Under the plan, the number of homes that could be fully rented out for short-term stays while the owner or resident is not present would be capped at about 5,130 citywide, including a carve-out for close to 1,100 such rentals in Mission Beach.

The number of allowed licenses in the city, exclusive of Mission Beach, would be limited to 0.75 percent of the city’s more than 500,000 housing units. For Mission Beach, long a magnet for vacation rentals, the proportionate allowance would be much larger, representing 30 percent of the community’s total dwelling units.

Proponents of the measure get giddy when they talk that the proposal will “slash the number of whole-home short-term rentals.” The figure of San Diego’s total STVRs was 16,000, but at the Commission hearing and in related news reports, the figure of 13,000 is used.

Here is Weisberg from the U-T:

Under the plan being advocated by Campbell, the number of homes that could be fully rented out for short-term stays while the owner or resident is not present would be capped at about 5,130 citywide, including a carve-out for close to 1,100 such rentals in Mission Beach.

For purposes of calculating the yearly allocation of short-term rentals, the number of allowed licenses within the city, exclusive of Mission Beach, would be limited to 0.75 percent of the city’s more than 500,000 housing units. For Mission Beach, long a magnet for vacation rentals, the proportionate allowance would be much larger, representing 30 percent of the community’s total dwelling units.

The effect of the proposed restrictions would be to slash the number of whole-home short-term rentals, which the city believes totaled close to 13,000 as of last summer, by 60 percent. Individuals would be limited to just one short-term rental license each, and a two-night minimum would be required of all guests for the rental of entire dwellings. Licenses would be granted via a lottery, but there are few details on how that would work, which was among the concerns cited Thursday by planning commissioners.

Stay tuned for the next sub-chapter in this half-decade saga, probably when the Planning Commission meets again on Dec. 3.

News Sources:

La Jolla Light

San Diego Union-Tribune

{ 1 comment… read it below or add one }

Avatar kh October 9, 2020 at 3:22 pm

This is an opportunity for Campbell’s office to make an honest effort at soliciting input from the community stakeholders. Wally Wulfeck is chairman of the Community Planners Committee and invited Venus to present it there. I don’t think any community group expects a perfect proposal, they just want to be given the same consideration and access as the special interest groups have.

Some of the commissioners raised questions about the seemingly arbitrary numbers being used to determine the number of licenses.

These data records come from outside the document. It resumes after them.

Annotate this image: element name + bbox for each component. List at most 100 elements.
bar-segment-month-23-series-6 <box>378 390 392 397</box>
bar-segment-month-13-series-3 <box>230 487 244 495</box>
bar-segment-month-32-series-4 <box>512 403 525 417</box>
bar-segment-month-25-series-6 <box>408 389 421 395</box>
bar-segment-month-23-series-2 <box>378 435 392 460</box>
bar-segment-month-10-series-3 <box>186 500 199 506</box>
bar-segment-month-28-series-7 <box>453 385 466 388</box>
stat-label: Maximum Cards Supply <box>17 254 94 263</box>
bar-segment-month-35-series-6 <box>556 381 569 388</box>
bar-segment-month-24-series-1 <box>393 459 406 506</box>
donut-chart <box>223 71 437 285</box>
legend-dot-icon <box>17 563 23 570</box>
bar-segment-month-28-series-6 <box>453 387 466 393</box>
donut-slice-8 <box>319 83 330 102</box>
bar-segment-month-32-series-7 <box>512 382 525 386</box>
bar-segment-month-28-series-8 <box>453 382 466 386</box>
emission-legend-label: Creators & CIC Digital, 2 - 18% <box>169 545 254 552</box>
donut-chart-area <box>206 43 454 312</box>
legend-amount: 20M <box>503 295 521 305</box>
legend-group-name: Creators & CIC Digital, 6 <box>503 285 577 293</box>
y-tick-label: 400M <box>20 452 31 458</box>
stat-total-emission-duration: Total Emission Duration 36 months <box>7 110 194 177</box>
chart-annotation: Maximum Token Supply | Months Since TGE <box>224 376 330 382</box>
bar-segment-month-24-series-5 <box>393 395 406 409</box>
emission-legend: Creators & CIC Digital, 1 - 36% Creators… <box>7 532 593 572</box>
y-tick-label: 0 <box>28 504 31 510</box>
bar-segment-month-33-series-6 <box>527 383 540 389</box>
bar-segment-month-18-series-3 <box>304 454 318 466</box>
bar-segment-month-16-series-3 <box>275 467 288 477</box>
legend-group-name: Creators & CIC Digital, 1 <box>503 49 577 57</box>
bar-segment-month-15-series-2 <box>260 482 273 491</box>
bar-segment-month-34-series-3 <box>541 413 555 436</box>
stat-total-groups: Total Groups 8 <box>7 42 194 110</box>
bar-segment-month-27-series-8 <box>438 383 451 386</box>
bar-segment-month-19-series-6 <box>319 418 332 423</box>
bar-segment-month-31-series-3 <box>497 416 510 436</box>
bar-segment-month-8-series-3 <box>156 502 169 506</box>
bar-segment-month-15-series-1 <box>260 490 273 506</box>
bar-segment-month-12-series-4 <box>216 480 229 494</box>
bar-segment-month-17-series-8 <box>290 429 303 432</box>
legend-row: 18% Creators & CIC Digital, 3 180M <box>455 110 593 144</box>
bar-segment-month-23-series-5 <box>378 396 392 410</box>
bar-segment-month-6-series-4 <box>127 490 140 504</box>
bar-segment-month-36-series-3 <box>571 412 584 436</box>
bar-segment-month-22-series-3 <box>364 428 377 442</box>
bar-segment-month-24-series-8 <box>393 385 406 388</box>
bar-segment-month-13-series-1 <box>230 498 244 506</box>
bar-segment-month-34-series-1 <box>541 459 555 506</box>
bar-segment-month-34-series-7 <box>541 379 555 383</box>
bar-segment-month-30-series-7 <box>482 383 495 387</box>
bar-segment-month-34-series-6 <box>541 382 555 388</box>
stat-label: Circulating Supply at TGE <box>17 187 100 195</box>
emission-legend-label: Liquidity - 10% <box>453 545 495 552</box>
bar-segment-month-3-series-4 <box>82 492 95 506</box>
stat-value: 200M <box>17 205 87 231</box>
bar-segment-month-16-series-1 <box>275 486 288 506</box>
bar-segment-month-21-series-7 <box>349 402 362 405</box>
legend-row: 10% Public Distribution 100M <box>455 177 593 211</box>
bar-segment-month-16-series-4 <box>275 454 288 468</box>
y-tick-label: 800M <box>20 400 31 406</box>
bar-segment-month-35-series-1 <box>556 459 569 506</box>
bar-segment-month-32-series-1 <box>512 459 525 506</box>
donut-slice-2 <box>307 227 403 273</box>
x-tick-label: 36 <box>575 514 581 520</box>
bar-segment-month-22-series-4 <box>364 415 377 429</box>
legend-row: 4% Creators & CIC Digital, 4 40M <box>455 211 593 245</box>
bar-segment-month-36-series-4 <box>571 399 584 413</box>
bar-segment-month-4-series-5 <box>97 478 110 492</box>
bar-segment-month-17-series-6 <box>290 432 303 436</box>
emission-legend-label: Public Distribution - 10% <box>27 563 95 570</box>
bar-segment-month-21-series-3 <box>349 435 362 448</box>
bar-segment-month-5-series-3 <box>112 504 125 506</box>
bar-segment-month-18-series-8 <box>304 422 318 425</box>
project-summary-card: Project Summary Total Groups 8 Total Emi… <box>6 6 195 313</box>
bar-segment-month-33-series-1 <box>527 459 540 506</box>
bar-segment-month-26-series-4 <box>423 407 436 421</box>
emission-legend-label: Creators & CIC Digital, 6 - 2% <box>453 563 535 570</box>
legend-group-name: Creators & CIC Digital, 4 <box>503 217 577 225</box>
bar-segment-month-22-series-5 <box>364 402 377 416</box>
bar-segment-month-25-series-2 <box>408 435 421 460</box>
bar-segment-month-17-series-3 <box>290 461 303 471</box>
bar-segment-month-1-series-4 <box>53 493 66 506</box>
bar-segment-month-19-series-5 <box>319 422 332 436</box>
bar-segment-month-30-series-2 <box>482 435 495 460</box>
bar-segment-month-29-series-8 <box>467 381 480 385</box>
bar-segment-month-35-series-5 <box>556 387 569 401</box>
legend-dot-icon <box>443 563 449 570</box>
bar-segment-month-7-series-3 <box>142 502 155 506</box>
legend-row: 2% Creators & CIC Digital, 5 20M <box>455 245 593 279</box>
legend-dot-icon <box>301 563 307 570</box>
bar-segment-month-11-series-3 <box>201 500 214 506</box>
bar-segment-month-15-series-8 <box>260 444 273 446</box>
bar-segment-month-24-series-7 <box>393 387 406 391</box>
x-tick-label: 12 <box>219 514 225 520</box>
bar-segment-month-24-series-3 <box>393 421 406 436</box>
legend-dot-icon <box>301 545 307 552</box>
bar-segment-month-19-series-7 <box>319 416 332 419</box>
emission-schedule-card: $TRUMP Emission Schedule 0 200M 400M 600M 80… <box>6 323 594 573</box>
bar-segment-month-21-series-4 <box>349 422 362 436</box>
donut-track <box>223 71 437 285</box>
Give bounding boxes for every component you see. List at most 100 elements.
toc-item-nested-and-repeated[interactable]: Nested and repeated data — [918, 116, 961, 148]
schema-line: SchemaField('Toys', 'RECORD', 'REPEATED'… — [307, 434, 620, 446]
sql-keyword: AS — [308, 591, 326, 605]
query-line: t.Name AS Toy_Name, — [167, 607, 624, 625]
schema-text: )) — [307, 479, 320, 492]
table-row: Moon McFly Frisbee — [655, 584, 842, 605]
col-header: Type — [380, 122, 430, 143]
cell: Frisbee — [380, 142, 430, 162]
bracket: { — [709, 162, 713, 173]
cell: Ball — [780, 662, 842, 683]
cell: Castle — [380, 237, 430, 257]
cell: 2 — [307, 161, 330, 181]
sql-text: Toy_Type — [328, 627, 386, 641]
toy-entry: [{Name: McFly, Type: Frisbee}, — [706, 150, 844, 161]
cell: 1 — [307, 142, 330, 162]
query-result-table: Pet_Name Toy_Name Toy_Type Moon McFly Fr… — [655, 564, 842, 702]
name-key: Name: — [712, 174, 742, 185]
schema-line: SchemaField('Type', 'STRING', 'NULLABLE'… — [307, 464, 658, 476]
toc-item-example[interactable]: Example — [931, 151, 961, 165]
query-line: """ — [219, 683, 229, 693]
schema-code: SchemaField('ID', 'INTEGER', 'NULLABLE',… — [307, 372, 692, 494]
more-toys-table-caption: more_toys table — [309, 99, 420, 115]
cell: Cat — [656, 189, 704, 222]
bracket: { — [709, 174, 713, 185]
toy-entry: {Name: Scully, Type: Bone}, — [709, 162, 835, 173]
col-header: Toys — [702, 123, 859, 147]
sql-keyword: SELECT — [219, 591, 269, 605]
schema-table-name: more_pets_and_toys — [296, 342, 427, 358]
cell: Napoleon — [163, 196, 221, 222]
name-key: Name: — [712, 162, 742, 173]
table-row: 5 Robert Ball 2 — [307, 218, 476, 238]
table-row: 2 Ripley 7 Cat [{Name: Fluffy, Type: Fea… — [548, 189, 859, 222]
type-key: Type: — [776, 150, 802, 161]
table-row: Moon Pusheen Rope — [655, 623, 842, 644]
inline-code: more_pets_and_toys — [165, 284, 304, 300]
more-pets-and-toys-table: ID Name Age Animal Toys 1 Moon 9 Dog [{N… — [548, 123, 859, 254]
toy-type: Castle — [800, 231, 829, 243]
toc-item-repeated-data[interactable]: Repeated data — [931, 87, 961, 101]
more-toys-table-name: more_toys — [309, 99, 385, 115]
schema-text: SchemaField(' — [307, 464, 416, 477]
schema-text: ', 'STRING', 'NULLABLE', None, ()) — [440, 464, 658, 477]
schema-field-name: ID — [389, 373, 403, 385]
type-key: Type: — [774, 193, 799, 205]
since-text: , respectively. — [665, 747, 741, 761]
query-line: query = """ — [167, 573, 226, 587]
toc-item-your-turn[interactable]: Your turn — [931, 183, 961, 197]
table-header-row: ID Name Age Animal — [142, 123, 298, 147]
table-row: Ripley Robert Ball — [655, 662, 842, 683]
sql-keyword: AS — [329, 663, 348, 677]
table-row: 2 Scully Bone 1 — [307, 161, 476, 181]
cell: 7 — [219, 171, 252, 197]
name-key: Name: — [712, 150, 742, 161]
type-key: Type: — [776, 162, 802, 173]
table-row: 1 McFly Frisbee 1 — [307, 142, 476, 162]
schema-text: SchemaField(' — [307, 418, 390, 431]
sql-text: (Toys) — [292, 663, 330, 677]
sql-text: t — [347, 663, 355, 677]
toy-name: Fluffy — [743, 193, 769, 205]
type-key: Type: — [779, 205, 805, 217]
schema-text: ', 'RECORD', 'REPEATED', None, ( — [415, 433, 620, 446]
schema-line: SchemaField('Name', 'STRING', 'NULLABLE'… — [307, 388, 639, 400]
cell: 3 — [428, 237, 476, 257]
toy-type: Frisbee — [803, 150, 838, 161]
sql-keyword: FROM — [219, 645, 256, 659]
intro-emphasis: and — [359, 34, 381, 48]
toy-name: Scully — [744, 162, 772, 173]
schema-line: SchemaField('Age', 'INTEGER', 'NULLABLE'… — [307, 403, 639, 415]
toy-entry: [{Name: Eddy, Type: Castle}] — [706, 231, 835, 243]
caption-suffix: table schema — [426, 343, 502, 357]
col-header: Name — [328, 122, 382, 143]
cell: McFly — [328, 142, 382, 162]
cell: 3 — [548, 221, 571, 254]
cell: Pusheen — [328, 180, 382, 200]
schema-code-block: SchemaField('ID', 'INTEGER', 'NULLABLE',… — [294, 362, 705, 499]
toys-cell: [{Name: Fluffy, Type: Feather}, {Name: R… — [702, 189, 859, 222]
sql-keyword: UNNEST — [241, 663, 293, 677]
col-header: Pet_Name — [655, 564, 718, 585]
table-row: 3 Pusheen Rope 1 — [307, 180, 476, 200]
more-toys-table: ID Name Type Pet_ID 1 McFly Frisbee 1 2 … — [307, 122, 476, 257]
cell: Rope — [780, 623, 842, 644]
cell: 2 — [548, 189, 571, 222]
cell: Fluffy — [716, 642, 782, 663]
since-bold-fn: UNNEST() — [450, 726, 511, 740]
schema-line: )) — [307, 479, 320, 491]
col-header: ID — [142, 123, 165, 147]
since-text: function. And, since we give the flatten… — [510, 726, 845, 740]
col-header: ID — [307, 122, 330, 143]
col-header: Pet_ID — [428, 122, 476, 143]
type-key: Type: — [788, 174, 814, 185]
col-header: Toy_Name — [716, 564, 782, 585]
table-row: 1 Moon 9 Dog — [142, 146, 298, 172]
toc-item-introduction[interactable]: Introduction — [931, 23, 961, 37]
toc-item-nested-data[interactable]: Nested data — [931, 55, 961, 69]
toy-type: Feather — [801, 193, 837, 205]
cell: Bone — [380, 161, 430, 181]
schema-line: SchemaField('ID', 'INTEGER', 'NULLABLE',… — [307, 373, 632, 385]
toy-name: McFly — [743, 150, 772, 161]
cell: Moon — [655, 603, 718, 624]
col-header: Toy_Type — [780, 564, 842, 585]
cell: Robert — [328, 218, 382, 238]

In order to understand of how this would impact hosts and neighborhoods, Campbell’s office need to show us how many current short term rentals fit their Tier 3 and Tier 4 definitions.

Questions were also raised about the 1 permit limit, being ineffective and allowing an owner of many vacation rentals to still obtain multiple permits.

I am happy to see this get sent back as it also increases the likelihood that a new mayor or city attorney can finally address the root of the issue: Is enforcing the existing code is an option? I don’t think we can negotiate a compromise in good faith without a clear answer to that.